Previous posts about this aim of drawing closer to the Lord
(in the order of their appearance):
What Brother Lawrence Said About Can’t
CLOSER Without the C is… ? (How Not to Lose Out)
How a Call to Him Becomes Conversation (Scene One)
How a Call to Him Becomes Conversation (Scene Two)
Entertaining High Thoughts of God
5 thoughts on “Voices and Noises”
I loved this today. We often talk of the dimming of light, but I don’t know, this might be the first reflection where I really considered how the the world of sound can be a distraction.
I have tinnitus, which, by the way, is a paradoxical side-effect of deafness. While I need two hearing aids to help me hear, within my head is a constant buzzing when all is quiet. Thus, to have complete silence is impossible for me, save for the grace of my dear Lord Jesus who has enabled me to ignore the constant buzzing to create a personal quiet space.
Thanks for this today. This is a whole different “take” on quiet times than I had been thinking about. I love the body of Christ.
Dear Dawn, our next-door neighbor has tinnitus, too, and I have often thought how awful that must be, always ringing away in the background of everything, even every thought. Oh, the different thorns God allows us! It’s funny in a way, but a lot of my vision problem involves too much as well as too little, too. Light becomes glare, what I see sometimes doubles, and when I can’t make out what something is, my imagination fills in the blanks so that I think I see something that isn’t there!

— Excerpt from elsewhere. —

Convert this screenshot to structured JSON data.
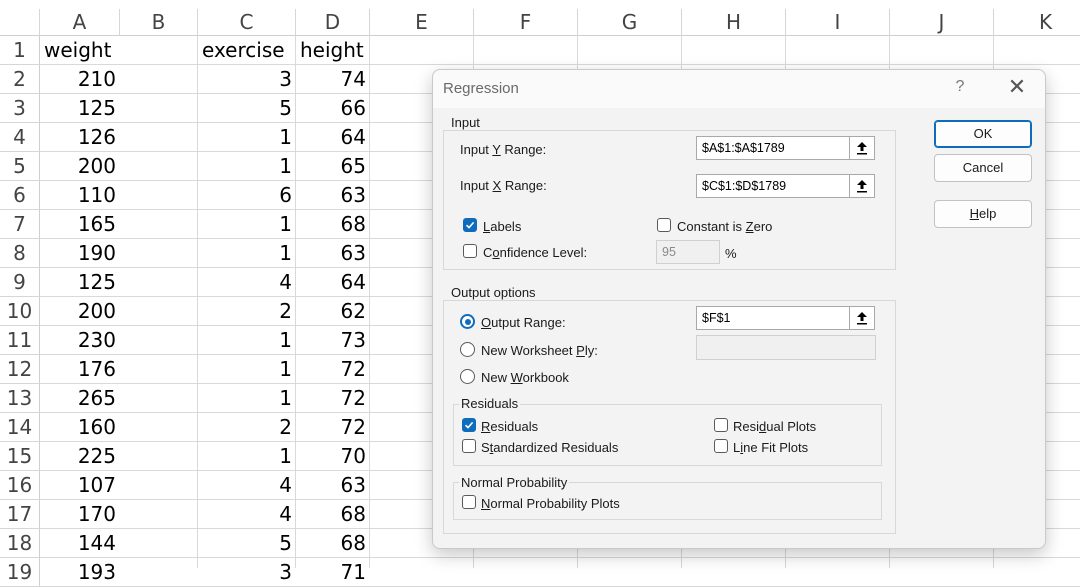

I’m going to be praying for you on an ongoing basis that God keeps giving you an override, wherein your mind ignores/blocks out the noise, especially for “quiet time”!
(I love the body, too. Solitary we miss all the different experiences and perspectives that go together in our collective being.)
PS to Dawn: I don’t know if this is “sympathy pains” or not, but right now… my ears started ringing! (Yike!)
Silence. It sounds so wonderful! I don’t get much of that these days. I sure would like some.
Thank you for these thoughts. Yes, to get away from distractions, get away from the world. Longing for this today.
Actually, I don’t get as much of it as you might think. Usually have to get up awfully early in the morning for it (and hope the rooster doesn’t wake up, too!) or stay up late. Maybe this weekend will give us each a bit of quiet.